Sunday afternoon saw Peter Sagan of Slovakia win his third consecutive World Championships, retaining the rainbow jersey he’s now picked up on three continents. There was a gap before his celebration began as he didn’t initially know he’d beaten Alexander Kristoff in a photo finish. A couple of bike lengths back was Michael Matthews, with Matteo Trentin fourth and Ben Swift in fifth.
As the field passed the finish line in the Old Town of Bergen for the penultimate time, there were still over 100 men in the field. Inevitably, the attacks came on the final climb of Salmon Hill, with Julian Allaphillipe cresting the hill with a slender lead. He was joined by Gianni Moscon, with Nicki Terpstra and Phillipe Gilbert not far behind.
Nine kms from the end there was doubt over whether the two leaders would stay clear of a fragmenting chase pack, but the gap never cleared ten seconds and a rampaging back were never going to give them the rope to stay clear on a winding finale. Vasil Kiryenka made the junction but was also pulled back. We lost coverage for part of the run into the finish and after that, a dimished but still sizable group fought out the sprint.
The earlier stages of this mammoth race had seen the usual break go clear without any meaningful chances, and as the laps began the teams with multiple options looked to put men in repeated attacks, but none gained any significant gaps. The final lap also saw a crash as riders jockeyed for position at the foot of Salmon Hill, with multiple Belgian riders among those seeing their chances lost after more than six hours in the saddle.
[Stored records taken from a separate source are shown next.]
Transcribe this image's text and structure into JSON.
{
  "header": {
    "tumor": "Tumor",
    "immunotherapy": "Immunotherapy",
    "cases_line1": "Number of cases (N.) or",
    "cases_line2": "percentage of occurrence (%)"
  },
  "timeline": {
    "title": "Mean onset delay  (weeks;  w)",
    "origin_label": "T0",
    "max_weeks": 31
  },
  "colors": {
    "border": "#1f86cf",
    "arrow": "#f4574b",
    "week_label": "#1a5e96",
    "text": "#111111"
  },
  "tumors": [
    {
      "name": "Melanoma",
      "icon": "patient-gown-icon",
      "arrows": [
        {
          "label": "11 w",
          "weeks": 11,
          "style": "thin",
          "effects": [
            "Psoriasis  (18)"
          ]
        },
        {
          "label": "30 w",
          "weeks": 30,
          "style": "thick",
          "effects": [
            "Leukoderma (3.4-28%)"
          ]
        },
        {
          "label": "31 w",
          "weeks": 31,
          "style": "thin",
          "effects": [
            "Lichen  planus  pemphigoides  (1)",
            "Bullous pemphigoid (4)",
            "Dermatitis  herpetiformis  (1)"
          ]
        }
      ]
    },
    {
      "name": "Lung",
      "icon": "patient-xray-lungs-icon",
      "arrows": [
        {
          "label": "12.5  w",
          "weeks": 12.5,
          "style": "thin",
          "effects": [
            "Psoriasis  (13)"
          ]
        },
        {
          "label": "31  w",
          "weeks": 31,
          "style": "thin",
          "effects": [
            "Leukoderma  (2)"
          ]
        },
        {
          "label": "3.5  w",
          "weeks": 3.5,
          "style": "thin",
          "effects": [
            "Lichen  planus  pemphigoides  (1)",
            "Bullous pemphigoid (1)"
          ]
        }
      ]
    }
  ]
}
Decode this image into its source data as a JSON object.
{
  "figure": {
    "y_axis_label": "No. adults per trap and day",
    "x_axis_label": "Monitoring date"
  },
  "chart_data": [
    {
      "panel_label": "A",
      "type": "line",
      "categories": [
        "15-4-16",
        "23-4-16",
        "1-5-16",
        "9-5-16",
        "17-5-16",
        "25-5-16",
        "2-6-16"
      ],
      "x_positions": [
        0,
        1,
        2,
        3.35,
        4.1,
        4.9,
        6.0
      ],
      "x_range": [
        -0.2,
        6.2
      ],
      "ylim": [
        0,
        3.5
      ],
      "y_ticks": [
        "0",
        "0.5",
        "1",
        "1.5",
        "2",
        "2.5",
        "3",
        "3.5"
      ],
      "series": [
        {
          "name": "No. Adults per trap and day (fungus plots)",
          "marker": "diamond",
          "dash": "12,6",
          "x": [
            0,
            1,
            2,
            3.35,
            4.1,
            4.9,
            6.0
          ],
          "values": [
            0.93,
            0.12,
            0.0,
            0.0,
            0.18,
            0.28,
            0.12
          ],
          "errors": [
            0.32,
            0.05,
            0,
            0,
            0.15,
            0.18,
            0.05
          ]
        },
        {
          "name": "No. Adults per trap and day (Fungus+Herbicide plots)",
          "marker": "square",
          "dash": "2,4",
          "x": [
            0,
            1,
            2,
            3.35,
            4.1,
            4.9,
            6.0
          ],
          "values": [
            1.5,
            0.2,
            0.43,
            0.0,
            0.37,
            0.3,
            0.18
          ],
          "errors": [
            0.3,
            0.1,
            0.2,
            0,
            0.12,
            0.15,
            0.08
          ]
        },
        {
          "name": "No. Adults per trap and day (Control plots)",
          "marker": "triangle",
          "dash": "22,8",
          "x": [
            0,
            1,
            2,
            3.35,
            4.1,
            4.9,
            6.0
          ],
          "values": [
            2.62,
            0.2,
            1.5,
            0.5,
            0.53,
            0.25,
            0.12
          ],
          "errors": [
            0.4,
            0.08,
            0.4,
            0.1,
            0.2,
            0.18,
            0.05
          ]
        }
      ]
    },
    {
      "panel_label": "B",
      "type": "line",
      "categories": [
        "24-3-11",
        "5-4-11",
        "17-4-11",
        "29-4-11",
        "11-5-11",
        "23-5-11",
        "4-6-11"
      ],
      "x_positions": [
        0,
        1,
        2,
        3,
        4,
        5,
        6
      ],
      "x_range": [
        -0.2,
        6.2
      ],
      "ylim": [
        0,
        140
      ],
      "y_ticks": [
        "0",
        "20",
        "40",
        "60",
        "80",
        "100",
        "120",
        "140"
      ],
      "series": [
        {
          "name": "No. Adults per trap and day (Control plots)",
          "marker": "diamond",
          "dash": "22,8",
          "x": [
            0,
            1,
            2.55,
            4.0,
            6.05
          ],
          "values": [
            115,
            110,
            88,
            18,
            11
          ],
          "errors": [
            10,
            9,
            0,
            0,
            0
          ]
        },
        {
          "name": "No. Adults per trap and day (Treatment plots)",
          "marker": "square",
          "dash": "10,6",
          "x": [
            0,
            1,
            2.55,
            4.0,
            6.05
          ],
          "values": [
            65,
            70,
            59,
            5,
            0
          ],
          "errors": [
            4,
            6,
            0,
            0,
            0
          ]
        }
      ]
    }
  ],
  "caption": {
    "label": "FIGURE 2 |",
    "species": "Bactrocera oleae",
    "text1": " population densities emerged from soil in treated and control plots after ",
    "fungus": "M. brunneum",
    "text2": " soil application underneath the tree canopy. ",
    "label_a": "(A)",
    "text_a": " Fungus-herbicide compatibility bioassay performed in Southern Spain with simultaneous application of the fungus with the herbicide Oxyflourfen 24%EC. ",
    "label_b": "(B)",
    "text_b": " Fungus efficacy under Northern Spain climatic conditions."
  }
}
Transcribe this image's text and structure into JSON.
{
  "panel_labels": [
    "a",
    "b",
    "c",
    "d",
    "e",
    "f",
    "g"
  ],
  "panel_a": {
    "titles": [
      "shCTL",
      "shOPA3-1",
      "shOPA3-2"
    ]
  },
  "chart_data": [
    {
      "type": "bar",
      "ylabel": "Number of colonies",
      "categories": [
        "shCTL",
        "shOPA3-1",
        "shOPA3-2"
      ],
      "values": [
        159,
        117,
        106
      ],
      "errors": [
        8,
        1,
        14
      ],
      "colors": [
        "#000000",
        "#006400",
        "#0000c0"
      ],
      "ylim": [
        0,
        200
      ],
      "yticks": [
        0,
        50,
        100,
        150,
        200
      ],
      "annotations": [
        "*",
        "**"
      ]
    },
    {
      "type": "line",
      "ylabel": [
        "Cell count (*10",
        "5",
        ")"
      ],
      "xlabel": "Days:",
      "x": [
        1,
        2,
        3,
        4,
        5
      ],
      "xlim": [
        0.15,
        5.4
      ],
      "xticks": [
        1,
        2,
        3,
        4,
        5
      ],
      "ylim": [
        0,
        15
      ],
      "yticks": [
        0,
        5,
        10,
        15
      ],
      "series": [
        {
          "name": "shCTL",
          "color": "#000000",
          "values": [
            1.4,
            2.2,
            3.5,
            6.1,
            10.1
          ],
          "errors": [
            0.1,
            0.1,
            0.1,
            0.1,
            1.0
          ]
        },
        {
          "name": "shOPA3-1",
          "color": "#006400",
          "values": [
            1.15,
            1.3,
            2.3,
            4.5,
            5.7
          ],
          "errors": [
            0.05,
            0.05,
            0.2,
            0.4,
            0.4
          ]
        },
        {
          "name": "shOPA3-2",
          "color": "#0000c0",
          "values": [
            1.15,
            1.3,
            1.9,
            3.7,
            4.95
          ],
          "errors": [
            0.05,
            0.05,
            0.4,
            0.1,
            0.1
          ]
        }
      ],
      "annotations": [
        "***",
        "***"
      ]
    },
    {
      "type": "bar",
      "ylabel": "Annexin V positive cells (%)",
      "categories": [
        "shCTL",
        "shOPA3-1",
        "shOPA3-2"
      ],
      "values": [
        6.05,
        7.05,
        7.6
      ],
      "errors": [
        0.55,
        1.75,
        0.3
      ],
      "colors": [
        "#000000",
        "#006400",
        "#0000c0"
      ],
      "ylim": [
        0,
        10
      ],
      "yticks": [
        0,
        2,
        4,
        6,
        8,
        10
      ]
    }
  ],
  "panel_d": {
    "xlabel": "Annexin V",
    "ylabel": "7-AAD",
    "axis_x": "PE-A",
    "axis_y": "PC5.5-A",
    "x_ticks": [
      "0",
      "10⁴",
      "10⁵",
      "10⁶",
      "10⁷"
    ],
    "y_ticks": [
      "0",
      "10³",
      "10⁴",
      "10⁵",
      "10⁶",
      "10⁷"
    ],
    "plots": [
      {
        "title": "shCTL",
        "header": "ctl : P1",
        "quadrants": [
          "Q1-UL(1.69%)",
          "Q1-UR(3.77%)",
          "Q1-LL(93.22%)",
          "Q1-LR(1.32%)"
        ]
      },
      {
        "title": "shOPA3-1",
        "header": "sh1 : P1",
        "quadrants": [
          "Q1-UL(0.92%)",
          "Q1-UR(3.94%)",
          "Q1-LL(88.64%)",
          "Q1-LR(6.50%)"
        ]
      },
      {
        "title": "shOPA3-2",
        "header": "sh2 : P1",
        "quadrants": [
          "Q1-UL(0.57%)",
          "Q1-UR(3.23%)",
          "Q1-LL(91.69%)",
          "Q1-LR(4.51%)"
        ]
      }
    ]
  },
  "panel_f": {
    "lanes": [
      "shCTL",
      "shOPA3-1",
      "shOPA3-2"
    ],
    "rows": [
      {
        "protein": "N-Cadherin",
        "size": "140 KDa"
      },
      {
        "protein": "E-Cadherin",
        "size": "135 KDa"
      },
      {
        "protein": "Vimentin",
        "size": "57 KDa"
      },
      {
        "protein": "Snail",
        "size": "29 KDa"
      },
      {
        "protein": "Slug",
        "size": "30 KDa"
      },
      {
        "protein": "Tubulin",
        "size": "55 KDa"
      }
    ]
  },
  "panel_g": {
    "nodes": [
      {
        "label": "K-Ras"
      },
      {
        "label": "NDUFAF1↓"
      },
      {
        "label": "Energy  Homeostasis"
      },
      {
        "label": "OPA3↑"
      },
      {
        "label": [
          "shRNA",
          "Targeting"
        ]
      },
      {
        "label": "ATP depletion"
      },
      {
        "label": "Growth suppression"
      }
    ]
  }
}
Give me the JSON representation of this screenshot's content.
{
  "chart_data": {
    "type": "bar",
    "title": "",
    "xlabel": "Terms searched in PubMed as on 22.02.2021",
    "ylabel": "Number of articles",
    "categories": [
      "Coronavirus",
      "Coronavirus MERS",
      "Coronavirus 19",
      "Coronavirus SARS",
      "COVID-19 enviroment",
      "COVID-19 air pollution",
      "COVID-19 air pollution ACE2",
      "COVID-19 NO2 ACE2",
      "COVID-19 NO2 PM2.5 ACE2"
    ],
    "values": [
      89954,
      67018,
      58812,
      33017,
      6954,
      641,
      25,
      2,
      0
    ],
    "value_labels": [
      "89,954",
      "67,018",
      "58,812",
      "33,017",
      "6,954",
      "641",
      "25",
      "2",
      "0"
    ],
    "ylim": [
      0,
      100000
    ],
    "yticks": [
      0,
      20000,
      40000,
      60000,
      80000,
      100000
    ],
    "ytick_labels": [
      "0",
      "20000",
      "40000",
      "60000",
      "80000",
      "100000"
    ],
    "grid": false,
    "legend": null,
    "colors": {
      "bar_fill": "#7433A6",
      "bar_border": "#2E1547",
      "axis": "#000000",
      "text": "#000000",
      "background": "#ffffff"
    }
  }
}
Slovakia will of course be the happiest nation, whilst Kristoff demonstrated once again that the harder the race, the better his chances. Matthews will be disappointed not to have got closer to the winners, after some poor positioning in the finish, whilst the result was superb for both Trentin and Swift. Poland worked hard to miss the top ten entirely. Belgium, Germany and France also had plenty of chances and little to show in the finale.
Sagan recovered from illness to take the start but once he was present at the finish, he was always going to be tough to beat, and he again proved why he’s the biggest name in cycling. He dedicated his victory to Michele Scarponi, who would have celebrated his birthday tomorrow.
With a very different parcours to follow in Innsbruck next year, the classics specialists will now be waiting for Yorkshire for their next chance of rainbows.